969. Pancake Sorting.md

969. Pancake Sorting

---

leetcode Daily Challenge on August 29th, 2020.

---

Difficulty : Medium

Related Topics : Array、Sort

---

Given an array of integers A, We need to sort the array performing a series of pancake flips.

In one pancake flip we do the following steps:

• Choose an integer k where 0 <= k < A.length.
• Reverse the sub-array A[0...k].

For example, if A = [3,2,1,4] and we performed a pancake flip choosing k = 2, we reverse the sub-array [3,2,1], so A = [**1,2,3**,4] after the pancake flip at k = 2.

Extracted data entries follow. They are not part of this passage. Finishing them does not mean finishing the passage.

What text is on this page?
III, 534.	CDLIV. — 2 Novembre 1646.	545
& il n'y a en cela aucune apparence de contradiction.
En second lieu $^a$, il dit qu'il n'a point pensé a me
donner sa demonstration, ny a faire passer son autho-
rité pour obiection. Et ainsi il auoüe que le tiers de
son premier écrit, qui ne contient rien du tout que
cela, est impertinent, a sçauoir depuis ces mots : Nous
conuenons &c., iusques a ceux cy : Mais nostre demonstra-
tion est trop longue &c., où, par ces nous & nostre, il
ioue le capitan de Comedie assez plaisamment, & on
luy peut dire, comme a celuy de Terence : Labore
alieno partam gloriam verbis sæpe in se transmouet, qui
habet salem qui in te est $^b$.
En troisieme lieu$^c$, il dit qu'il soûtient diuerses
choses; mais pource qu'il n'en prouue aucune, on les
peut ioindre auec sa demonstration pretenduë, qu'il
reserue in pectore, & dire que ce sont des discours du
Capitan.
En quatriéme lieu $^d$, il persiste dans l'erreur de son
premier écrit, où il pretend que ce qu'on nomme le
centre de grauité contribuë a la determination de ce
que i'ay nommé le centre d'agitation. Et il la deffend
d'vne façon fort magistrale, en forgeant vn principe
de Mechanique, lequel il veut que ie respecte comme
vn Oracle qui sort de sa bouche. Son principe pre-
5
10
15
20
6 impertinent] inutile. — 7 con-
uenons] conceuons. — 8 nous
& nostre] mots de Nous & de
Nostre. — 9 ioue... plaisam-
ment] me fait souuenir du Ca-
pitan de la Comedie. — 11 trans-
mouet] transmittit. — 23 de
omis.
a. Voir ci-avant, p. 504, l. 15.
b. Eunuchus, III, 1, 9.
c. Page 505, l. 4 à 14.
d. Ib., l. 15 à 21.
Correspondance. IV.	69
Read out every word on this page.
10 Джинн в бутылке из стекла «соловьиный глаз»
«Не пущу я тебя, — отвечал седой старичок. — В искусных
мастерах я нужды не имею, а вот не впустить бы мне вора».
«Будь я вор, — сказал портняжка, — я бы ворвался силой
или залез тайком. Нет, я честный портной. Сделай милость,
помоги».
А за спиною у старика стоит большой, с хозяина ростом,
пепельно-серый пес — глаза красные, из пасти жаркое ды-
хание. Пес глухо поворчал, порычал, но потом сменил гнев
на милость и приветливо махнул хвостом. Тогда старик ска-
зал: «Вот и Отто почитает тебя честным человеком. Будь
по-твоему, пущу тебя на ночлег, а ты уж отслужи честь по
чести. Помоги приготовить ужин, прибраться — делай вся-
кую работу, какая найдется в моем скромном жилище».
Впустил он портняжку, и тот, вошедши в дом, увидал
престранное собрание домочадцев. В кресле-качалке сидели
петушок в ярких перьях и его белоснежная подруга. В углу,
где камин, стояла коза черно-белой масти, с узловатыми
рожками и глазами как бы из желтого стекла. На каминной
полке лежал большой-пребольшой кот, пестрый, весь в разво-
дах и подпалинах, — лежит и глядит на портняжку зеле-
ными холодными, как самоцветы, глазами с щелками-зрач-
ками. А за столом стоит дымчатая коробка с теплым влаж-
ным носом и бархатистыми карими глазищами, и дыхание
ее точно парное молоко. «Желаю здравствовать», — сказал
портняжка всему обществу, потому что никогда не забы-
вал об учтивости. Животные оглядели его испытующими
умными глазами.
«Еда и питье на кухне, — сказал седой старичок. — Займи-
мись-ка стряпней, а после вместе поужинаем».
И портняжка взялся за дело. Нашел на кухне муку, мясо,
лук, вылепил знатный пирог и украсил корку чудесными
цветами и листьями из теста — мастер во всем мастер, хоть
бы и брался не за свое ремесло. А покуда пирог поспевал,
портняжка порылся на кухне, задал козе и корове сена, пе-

Return an array of the k-values of the pancake flips that should be performed in order to sort A. Any valid answer that sorts the array within 10 * A.length flips will be judged as correct.

Example 1:

Input: A = [3,2,4,1]
Output: [4,2,4,3]
Explanation:
We perform 4 pancake flips, with k values 4, 2, 4, and 3.
Starting state: A = [3, 2, 4, 1]
After 1st flip (k = 4): A = [1, 4, 2, 3]
After 2nd flip (k = 2): A = [4, 1, 2, 3]
After 3rd flip (k = 4): A = [3, 2, 1, 4]
After 4th flip (k = 3): A = [1, 2, 3, 4], which is sorted.
Notice that we return an array of the chosen k values of the pancake flips.

Example 2:

Input: A = [1,2,3]
Output: []
Explanation: The input is already sorted, so there is no need to flip anything.
Note that other answers, such as [3, 3], would also be accepted.

Constraints:

• 1 <= A.length <= 100
• 1 <= A[i] <= A.length
• All integers in A are unique (i.e. A is a permutation of the integers from 1 to A.length).

---

Solution

• mine
  • Java
    • Runtime: 1 ms, faster than 100.00%, Memory Usage: 39.4 MB, less than 81.89% of Java online submissions

      // O(N^2)time
      // O(N)space
      public List<Integer> pancakeSort(int[] arr) {
          int n = arr.length;
          List<Integer> res = new LinkedList<>();
          for(int i = n - 1; i >= 0; i--){
              if(arr[i] == i + 1) continue;
              int index = find(arr, i + 1);
              res.add(index);
              update(arr, index - 1);
              res.add(i + 1);
              update(arr, i);
          }
          return res;
      }
      
      int find(int[] arr, int v){
          for(int i = 0; i< arr.length; i++){
              if(arr[i] == v){
                  return i + 1;
              }
          }
          return 1;
      }
      
      void update(int[] arr, int index){
          int l = 0, r = index;
          while(l < r){
              int t = arr[l];
              arr[l] = arr[r];
              arr[r] = t;
              l++;
              r--;
          }
      }
      

---

• the most votes

• Runtime: 1 ms, faster than 100.00%, Memory Usage: 39.5 MB, less than 74.81% of Java online submissions

  public List<Integer> pancakeSort(int[] A) {
      List<Integer> res = new ArrayList<>();
      for (int x = A.length, i; x > 0; --x) {
          for (i = 0; A[i] != x; ++i);
          reverse(A, i + 1);
          res.add(i + 1);
          reverse(A, x);
          res.add(x);
      }
      return res;
  }
  
  public void reverse(int[] A, int k) {
      for (int i = 0, j = k - 1; i < j; i++, j--) {
          int tmp = A[i];
          A[i] = A[j];
          A[j] = tmp;
      }
  }
  

---